Get Your Financials In Order
The first and most important step toward becoming a home buyer is to get your financial documents in order. The four main things your lender will want to review are:
A good credit score:
A mortgage is essentially a huge loan worth hundreds of thousands of dollars. Your credit history will indicate to the lender how well you handle debt and how likely you are to make your payments on time. Mortgage lenders want to be assured that you can consistently afford to make your payments on the loans, credit cards and auto payments you already have before they commit to offering a mortgage.
At least two years of employment history:
Mortgage companies will call to verify employment, and generally want to see two years of stable employment. When getting approved for a mortgage, your lender will typically ask that you provide two years of W-2’s, or tax returns if you are self-employed.
Mortgage companies will examine how much of your income is spent paying off recurring bills, including credit cards, school loans, auto loans and medical bills, each month. To calculate your own debt-to-income ratio, add up all your monthly debts and divide the total by your gross income. Ideally, banks want to see that your ratio is 36% or less.
A strong savings account:
Save as much money as possible when preparing to buy a home. A down payment is typically between 3.5% and 20% of the home’s overall price, and you will also need savings to cover closing costs, which can amount to an additional 1%-2% of the home’s price.
Don’t be discouraged if your finances aren’t in perfect shape just yet. Get on the right track by building a strong employment history (working at the same place for at least two years) and paying down debts like credit card balances.
The house-hunting experience can feel extremely emotional, and having an offer rejected can feel personal and leave you apprehensive to make another offer. Be patient. You will find your home. Go into the search well aware of the realities of rejections, but don’t let that reality cause you anxiety. You will find your first home.
It is rare for a buyer to have their first offer accepted, so you will most likely receive at least one offer rejection (or a few) — it’s all part of the process. It’s important to stay positive, and know that you gave it your best shot without feeling heartbroken for the homes you didn’t get.
Stay Diligent And On Track
Having your offer accepted might seem like the end the process for buying your first home and cause for celebration. The truth is quite the contrary. A whole new journey starts as soon as you receive an offer acceptance, and what happens next is just as important as everything leading up to it.
Once in escrow, pay close attention to your closing timeline.
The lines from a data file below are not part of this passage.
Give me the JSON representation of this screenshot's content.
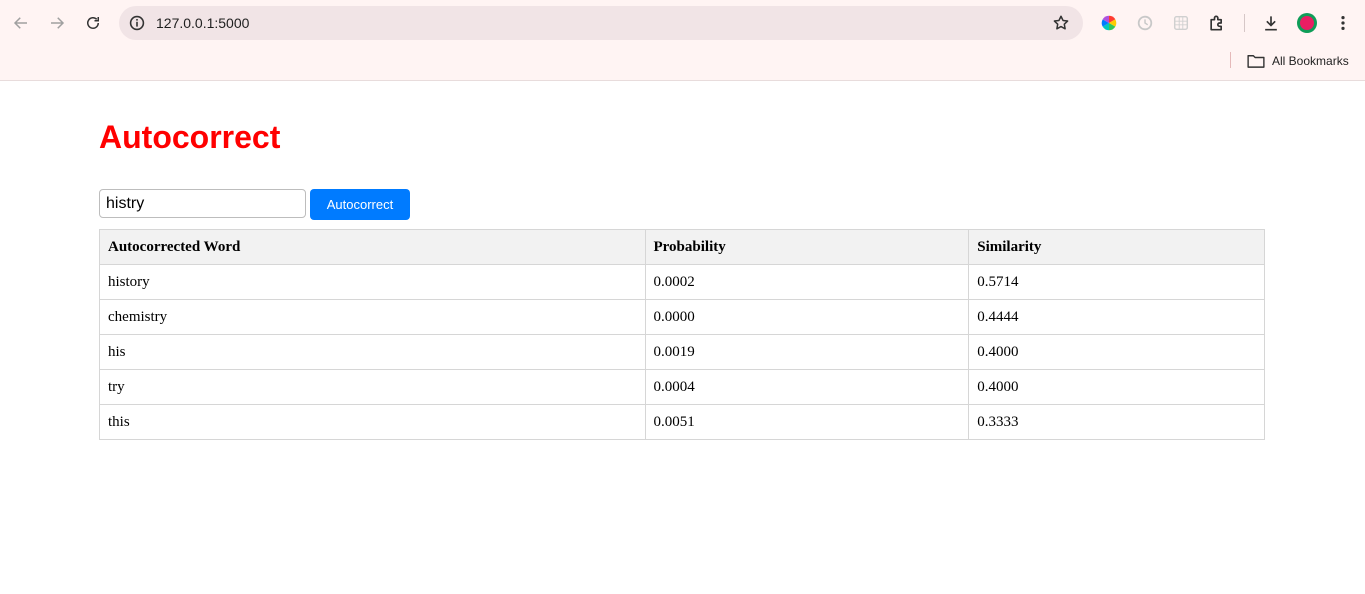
{
  "browser": {
    "url": "127.0.0.1:5000",
    "bookmarks_label": "All Bookmarks"
  },
  "page": {
    "title": "Autocorrect",
    "input_value": "histry",
    "button_label": "Autocorrect",
    "accent_color": "#ff0000",
    "button_color": "#007bff"
  },
  "table": {
    "headers": [
      "Autocorrected Word",
      "Probability",
      "Similarity"
    ],
    "rows": [
      [
        "history",
        "0.0002",
        "0.5714"
      ],
      [
        "chemistry",
        "0.0000",
        "0.4444"
      ],
      [
        "his",
        "0.0019",
        "0.4000"
      ],
      [
        "try",
        "0.0004",
        "0.4000"
      ],
      [
        "this",
        "0.0051",
        "0.3333"
      ]
    ]
  }
}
The secret to successfully closing on your first home comes down to one thing: doing what you say you’re going to do, when you say you’re going to do it.
Your purchase contract essentially functions as one large timeline to adhere to. The purchase contract outlines exactly what needs to happen and the deadlines in order to keep the transaction moving forward. As the home buyer, you’ll want to keep a close eye on these deadlines, which can account for things like your inspection deadlines and dates for securing your house financing. If you don’t, you could be found in breach of contract, which, if the deal goes sour, could result in the sellers keeping your hard-earned earnest money deposit. It’s essential to stay on top of emails and requests from your real estate agent, escrow officer and lender in order to have the smoothest possible escrow and close your home purchase on time.